Ask any Canadian what he craves most during the winter months and the answer will most likely be sunlight. That was the case with the Calgary-based homeowners who overlooked the dated design of this Scottsdale vacation home to see the potential of a house that gets copious morning and evening sun. “The original design wasn’t really suited to their style,” designer Dana Lyon says. “It was a little too colorful, with really saturated hues of chartreuse, turquoise, orange and pink.”

Luckily, when the house went on the market, the forward-looking couple—he’s an engineer, and she’s an accomplished cook who likes to paint—recognized that it could be just what they wanted: a spa-like retreat to escape brisk Canada winters. “We wanted a house where we could entertain friends and family, and a home where we could relax,” the wife says. “I wanted it to feel very calm and beautiful.” So Lyon, along with project manager Michelle Young and builder Jeff Gatewood, was hired to transform the residence into a contemporary yet tranquil space.

The team started by converting several small rooms into large open spaces perfect for entertaining. They then installed limestone floors in the largest squares they could buy and chose Caesarstone for the countertops. “We were going for a modern space with a somewhat grounded organic feel,” Lyon says. “So we created a very light palette and selected simple materials.”

The result is a sedate environment that showcases the homeowners’ personalities and passions. The kitchen, for instance, was outfitted with a commercial warming hood and a double gas oven for the wife to bake rustic yeast breads from scratch. Three built-in wine refrigerators allow her to burnish her expertise as an oenophile, as well. No stranger himself to the culinary arts, the husband is the home’s master barista; a state-of-the-art coffee machine lets him brew up espresso and coffee drinks for guests.

In addition to their love of good food and drink, the couple also share a talent in the arts. She is an accomplished painter, and many of the works featured in the home are hers. For his part, the husband is a master woodworker who built several pieces of furniture in the home and created two installations on either side of the fireplace in the living room. Fashioned from 500 pieces of wenge wood individually sculpted and hung on non-stretch fishing line, the pieces are “just astonishing to see,” Lyon says. “You could see his engineering mind at work to get them to match up just right on the strings.”

To make sure the homeowners’ artwork would pop, the pieces were installed into a monochromatic background against Opuzen’s glass-beaded wallpaper. The only thing that competes for attention is the incredible desert vista. “We wanted to make the desert the hero in the background,” Lyon says of her chosen palette—a soothing mix of furnishings cloaked in white, beige and wood tones. This sense of serenity translates from the main living spaces into the master bathroom, where large expanses of glass provide a natural panorama. “It creates a sense of calm and unity, which is something I really wanted to achieve,” the wife says.

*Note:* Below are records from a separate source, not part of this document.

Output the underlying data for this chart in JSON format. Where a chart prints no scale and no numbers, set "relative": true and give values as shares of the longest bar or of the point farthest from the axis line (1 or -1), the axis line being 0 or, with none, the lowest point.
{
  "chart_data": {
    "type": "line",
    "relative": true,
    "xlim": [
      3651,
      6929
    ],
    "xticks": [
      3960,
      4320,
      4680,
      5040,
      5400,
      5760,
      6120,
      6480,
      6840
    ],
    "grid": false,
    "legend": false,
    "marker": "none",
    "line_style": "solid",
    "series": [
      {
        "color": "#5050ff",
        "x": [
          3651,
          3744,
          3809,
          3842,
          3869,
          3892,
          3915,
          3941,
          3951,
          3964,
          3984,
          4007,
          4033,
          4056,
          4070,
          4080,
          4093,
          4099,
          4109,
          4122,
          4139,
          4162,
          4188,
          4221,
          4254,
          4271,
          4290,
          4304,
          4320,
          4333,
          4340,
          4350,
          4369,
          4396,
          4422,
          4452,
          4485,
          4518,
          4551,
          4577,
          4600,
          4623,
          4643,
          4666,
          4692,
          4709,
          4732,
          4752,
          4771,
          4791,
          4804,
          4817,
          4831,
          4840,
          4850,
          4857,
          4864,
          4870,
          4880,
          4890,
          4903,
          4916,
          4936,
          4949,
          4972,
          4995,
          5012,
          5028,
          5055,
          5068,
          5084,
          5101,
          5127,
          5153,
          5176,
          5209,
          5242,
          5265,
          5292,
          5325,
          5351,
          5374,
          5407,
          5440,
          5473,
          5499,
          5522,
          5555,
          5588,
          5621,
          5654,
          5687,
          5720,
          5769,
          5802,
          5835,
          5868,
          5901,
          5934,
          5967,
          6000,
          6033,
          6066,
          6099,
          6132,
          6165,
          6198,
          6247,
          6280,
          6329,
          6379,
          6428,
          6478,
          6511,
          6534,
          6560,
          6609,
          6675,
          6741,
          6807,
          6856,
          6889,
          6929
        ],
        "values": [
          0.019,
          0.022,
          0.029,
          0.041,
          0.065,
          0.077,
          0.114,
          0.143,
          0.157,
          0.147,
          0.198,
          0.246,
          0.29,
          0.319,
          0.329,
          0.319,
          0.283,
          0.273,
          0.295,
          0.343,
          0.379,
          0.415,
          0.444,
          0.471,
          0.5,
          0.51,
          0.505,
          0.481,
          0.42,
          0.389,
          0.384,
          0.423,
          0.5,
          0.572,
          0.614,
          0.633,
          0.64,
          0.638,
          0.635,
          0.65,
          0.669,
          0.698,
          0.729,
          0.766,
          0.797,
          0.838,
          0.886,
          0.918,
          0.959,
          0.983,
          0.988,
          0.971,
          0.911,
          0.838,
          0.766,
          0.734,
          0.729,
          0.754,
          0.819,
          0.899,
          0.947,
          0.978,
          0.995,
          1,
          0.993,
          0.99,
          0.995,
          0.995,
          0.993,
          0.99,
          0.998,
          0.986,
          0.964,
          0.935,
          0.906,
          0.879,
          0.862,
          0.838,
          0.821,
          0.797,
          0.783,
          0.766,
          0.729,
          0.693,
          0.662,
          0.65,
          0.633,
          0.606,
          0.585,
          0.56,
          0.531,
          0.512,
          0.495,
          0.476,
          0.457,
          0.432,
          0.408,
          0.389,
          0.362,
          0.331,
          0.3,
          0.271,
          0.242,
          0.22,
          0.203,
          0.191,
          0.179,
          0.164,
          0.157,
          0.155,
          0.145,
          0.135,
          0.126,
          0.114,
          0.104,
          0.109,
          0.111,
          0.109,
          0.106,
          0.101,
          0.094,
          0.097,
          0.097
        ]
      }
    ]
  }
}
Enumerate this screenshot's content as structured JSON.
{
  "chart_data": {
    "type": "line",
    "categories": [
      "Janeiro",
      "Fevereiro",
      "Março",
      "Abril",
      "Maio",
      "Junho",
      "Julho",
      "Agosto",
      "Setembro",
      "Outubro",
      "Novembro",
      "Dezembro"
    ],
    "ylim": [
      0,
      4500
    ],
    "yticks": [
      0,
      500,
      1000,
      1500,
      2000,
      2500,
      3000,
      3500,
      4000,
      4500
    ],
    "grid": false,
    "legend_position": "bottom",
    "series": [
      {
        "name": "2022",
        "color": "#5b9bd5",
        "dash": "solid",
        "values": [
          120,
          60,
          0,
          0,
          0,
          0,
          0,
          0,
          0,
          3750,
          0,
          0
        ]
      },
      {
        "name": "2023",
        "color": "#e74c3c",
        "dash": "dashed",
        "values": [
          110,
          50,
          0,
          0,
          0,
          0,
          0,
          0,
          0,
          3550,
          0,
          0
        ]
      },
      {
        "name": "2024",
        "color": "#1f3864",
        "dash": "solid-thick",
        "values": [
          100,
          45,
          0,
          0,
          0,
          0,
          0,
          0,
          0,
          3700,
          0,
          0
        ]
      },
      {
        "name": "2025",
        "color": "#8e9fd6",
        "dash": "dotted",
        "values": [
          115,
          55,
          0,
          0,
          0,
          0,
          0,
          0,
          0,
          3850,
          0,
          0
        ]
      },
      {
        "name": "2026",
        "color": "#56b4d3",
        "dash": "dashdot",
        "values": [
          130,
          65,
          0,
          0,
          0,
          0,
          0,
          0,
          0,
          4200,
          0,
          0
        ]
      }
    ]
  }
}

Such calmness carried over into the renovation process, which was overseen remotely. All pertinent parties would meet by Skype once a week. If the homeowners wanted to see something, the design team would simply walk around with a laptop. “It was extremely painless and efficient,” the wife says. Her husband concurs. “Jeff is a very meticulous contractor, and both he and Dana are tremendously trustworthy. I can’t say enough good things about them.”

Thanks to these professionals’ work, the couple have achieved what the husband calls the “perfect Canadian house in the desert,” awash in light and at one with nature. “When all is said and done, we really like our house,” the wife concludes. “It sort of takes my breath away every time I walk in.”